I remember the shot as if it were yesterday. Just a few minutes into our friendly game of shinny, this new guy in the game came skating down the wing, pulled his hockey stick back to let a slapshot fly. In an instant, the goalie ducked and everybody in the path of this guy’s shot got out of the way; it was like the parting of the Red Sea. A second later, his blast from the wing exploded off the glass behind the goalie and ricocheted around the boards with a resounding boom.
“Hey! No slapshots!” somebody yelled. “Don’t you know the rules?”
Clearly, he didn’t know the rules. This particular brand of hockey is what we call oldtimers’ or rec (for recreational) hockey. And, since most of us (as we always say) have to go to work in the morning, there was no body-checking, no fighting or slapshots allowed. Except that nobody had bothered to tell this new guy the rules. I’m sure if somebody had told him, the slapshot wouldn’t have nearly scared the goalie or the other players in his path half to death.
I’ve always felt, like so many things, a sport should leave room for creativity and innovation, but should be played within the rules. Without rules, in hockey and everything else, there is anarchy.
In a wider sense, the presence of rules or inability to uphold them has been in our faces these past few weeks. The Janay and Ray Rice video, for example, offers an instructive illustration of my point. In February of this year, surveillance cameras captured images of pro running back Ray Rice punching his then-fiancée Janay unconscious in a hotel elevator in Atlantic City. NFL conduct rules suggest both his team, the Baltimore Ravens, and the league had to suspend Rice. However, after some investigation, ESPN’s Don Van Natta Jr. discovered that the Ravens, the NFL and the NFL Players Association had all pushed for leniency for Rice.
“Purposeful misdirection,” Natta called it, meaning that there were rules for most people and bendable rules for sports stars and celebrities.
It’s perhaps offensive that some use secretive means to skirt the rules. It’s downright criminal that others flout them. This week, we learned that Netflix, the multi-million-dollar U.S.-based video streaming service, has refused to abide by CRTC regulations to yield customer data to the regulator. Netflix claimed the rules threatened customer confidentiality.
Worse yet, when the CRTC warned Netflix it might regulate the U.S. company more tightly (by removing the exemptions it enjoys), Canada’s prime minister indicated he wouldn’t support the regulatory agency in its attempt to uphold the rules. In other words, it’s quite all right for the American media giant to rake in profits from a Canadian marketplace eager to download movies for a fee, but quite another thing for that U.S. media giant to abide by the rules that allow it access to that marketplace.
Whatever happened to: what’s good for the goose is good for the gander?
All this, I think, pales by comparison to the international guidelines this country officially appears prepared to ignore – those attempting to reduce greenhouse gas emissions in order to slow the damaging effects of climate change. In December 1997, Canada joined 55 countries in signing the Kyoto Protocol, a United Nations treaty that set binding obligations on industrialized nations to reduce carbon dioxide emissions over a set period of time. At the time of the meetings, Canadian officials recognized the danger. But then, in 2011, Canada (under the Harper administration) chose to withdraw from the treaty on grounds it did not endorse the UN’s scientific data.

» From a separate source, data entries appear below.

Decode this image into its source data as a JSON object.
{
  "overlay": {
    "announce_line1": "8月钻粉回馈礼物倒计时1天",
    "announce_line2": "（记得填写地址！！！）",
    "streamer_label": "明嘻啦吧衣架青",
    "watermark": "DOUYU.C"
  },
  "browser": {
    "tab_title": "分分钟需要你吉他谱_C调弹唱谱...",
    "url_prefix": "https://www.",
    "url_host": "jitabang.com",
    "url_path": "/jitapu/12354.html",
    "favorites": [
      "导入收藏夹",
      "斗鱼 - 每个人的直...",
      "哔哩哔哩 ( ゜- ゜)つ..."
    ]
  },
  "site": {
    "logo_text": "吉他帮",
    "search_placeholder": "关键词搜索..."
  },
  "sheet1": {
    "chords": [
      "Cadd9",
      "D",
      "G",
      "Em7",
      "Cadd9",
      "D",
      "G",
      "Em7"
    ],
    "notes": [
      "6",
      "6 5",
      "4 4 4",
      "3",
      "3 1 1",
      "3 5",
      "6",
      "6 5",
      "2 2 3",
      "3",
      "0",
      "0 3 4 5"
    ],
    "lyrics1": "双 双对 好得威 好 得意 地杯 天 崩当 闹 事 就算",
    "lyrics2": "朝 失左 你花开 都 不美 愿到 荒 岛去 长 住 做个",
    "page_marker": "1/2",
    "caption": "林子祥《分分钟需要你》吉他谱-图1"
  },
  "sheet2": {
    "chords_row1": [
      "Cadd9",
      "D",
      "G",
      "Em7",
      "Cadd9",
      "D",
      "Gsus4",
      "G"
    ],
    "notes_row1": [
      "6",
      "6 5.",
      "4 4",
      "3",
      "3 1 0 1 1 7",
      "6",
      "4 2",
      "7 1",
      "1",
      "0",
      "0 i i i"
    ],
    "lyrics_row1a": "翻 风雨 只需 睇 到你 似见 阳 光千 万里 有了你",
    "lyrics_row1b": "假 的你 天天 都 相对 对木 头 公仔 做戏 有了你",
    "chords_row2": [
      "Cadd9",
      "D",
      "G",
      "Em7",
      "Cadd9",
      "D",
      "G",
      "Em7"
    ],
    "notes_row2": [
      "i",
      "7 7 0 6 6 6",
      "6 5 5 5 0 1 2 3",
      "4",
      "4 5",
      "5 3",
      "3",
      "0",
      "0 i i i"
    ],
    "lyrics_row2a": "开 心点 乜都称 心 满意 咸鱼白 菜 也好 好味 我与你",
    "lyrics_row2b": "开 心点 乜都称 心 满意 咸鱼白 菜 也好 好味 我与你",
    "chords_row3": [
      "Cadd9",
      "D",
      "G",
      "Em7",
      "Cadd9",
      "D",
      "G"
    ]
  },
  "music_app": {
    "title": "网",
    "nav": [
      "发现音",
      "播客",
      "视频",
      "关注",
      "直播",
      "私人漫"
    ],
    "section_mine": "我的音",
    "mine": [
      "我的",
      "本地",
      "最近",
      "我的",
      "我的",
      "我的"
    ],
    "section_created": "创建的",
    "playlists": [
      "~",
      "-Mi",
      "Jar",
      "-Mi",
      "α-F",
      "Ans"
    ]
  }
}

However, just this past weekend, as thousands demonstrated in People’s Climate Marches around the world to encourage international response to what some called woefully inadequate climate laws, the International Bar Association (IBA) issued a 240-page report calling on governments, including the Canadian federal government, to live up to its environmental commitments. Calling climate change “the biggest challenge of our times,” the 200 bar associations and 55,000 members represented by the IBA demanded that “the universal human right to live in a healthy environment,” be recognized in the constitutions of such democracies as Australia, U.S., U.K. and Canada. In fact, the IBA went further.
“Those who infringe on that right,” climatologist Michael E. Mann said, “particularly those fossil fuel interests who continue to deny the existence or danger of climate change,” should be brought to justice before a UN-style International Court of Justice. In other words, he said, unless international rules protecting human rights are respected, offenders should be prosecuted.
I’m not sure threats from international courts will make rule-breakers respond. Nor do I expect leniency for celebrity offenders to stop. But I do expect the rest of us to speak up when rules we enact are violated – whether an illegal slapshot or a threat to universal human rights.